Issue spotting decides most marks
In scenario-based law questions, candidates often lose marks before writing their first full paragraph. They miss major issues, overstate minor ones, or mix legal tests. A strong structure solves this by forcing prioritization before prose.
The three-part script architecture
Part 1: Issue roadmap (short)
Start with a two- or three-line roadmap naming the key legal issues in order of likely mark weight. This signals control and helps the marker track your analysis.
Part 2: Ranked analysis blocks
Handle each issue in a separate block using weighted IRAC. Give most space to application. Use one authority cue where relevant and tie it to facts directly.
Part 3: Practical conclusion
End each major issue with an outcome statement: likely legal position, uncertainty points, and what fact would change the result. Practical conclusions score highly because they show legal judgment.
Ranking issues under time pressure
Use this quick test: if removed, would the answer lose substantial marks? If yes, it is a major issue. If not, keep it brief. This prevents ten-minute detours on peripheral points.

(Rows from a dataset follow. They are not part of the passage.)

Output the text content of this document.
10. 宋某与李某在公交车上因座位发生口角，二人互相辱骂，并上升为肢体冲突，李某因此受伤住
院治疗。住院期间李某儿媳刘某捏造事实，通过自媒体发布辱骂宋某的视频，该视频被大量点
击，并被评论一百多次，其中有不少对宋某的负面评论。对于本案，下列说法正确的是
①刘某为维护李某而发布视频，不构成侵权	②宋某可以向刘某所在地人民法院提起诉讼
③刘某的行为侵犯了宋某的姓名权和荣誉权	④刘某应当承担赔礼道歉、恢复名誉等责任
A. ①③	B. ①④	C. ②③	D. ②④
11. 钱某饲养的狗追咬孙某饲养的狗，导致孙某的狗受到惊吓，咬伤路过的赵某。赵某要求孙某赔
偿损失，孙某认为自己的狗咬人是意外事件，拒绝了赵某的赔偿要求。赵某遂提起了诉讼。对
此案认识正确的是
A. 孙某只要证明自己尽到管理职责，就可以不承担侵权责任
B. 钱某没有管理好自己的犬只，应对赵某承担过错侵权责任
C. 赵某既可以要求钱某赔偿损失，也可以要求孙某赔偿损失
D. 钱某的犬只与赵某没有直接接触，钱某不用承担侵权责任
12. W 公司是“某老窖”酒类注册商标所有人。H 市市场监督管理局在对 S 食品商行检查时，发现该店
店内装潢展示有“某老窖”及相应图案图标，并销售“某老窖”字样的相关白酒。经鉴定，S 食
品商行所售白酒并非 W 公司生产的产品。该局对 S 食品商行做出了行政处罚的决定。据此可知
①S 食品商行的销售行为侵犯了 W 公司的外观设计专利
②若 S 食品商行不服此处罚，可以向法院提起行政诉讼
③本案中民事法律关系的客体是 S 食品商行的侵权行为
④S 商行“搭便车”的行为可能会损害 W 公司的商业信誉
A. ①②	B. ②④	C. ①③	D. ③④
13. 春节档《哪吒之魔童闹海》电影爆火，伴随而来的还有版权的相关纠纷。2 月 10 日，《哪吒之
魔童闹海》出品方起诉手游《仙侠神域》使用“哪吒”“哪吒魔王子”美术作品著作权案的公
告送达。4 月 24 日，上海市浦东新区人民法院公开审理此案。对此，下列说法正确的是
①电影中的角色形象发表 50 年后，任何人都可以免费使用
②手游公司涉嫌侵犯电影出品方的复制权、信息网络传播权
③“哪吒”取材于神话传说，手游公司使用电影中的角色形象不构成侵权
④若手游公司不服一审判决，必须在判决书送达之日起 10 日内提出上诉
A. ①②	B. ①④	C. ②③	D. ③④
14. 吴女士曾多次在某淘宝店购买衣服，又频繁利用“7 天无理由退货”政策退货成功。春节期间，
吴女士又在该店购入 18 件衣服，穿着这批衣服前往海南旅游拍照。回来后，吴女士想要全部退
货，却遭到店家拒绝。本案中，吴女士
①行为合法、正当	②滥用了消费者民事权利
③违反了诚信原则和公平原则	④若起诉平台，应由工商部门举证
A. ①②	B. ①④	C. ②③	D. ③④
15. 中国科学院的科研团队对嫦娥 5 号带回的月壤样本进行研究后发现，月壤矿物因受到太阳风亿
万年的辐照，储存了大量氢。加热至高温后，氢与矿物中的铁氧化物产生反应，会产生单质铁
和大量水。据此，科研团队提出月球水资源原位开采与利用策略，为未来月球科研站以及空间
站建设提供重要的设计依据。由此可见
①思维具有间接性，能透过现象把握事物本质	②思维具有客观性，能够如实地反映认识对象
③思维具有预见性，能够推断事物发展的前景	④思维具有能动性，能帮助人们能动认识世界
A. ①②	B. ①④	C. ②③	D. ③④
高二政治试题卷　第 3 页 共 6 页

Paragraph formula you can train
Use one paragraph per function:
- Issue sentence tied to facts
- Rule sentence with legal test
- Application sentences with fact-by-fact logic
- Conclusion sentence with confidence level
Functional paragraphs reduce rambling and improve readability.
How to avoid over-writing
Set a per-issue timer before writing. If time expires, conclude and move. A complete script with balanced coverage almost always outperforms an incomplete script with one polished section.
Practice drill
Take one past scenario. Spend only 3 minutes creating an issue roadmap and ranking list. Then write one full analysis block in 8 minutes. Repeat with three different questions. This drill builds speed in planning, which is where most time is won.
Closing perspective
Issue-spotting excellence is a structural skill, not talent. Use a roadmap, ranked blocks, and practical conclusions consistently. When structure is stable, quality improves even under pressure.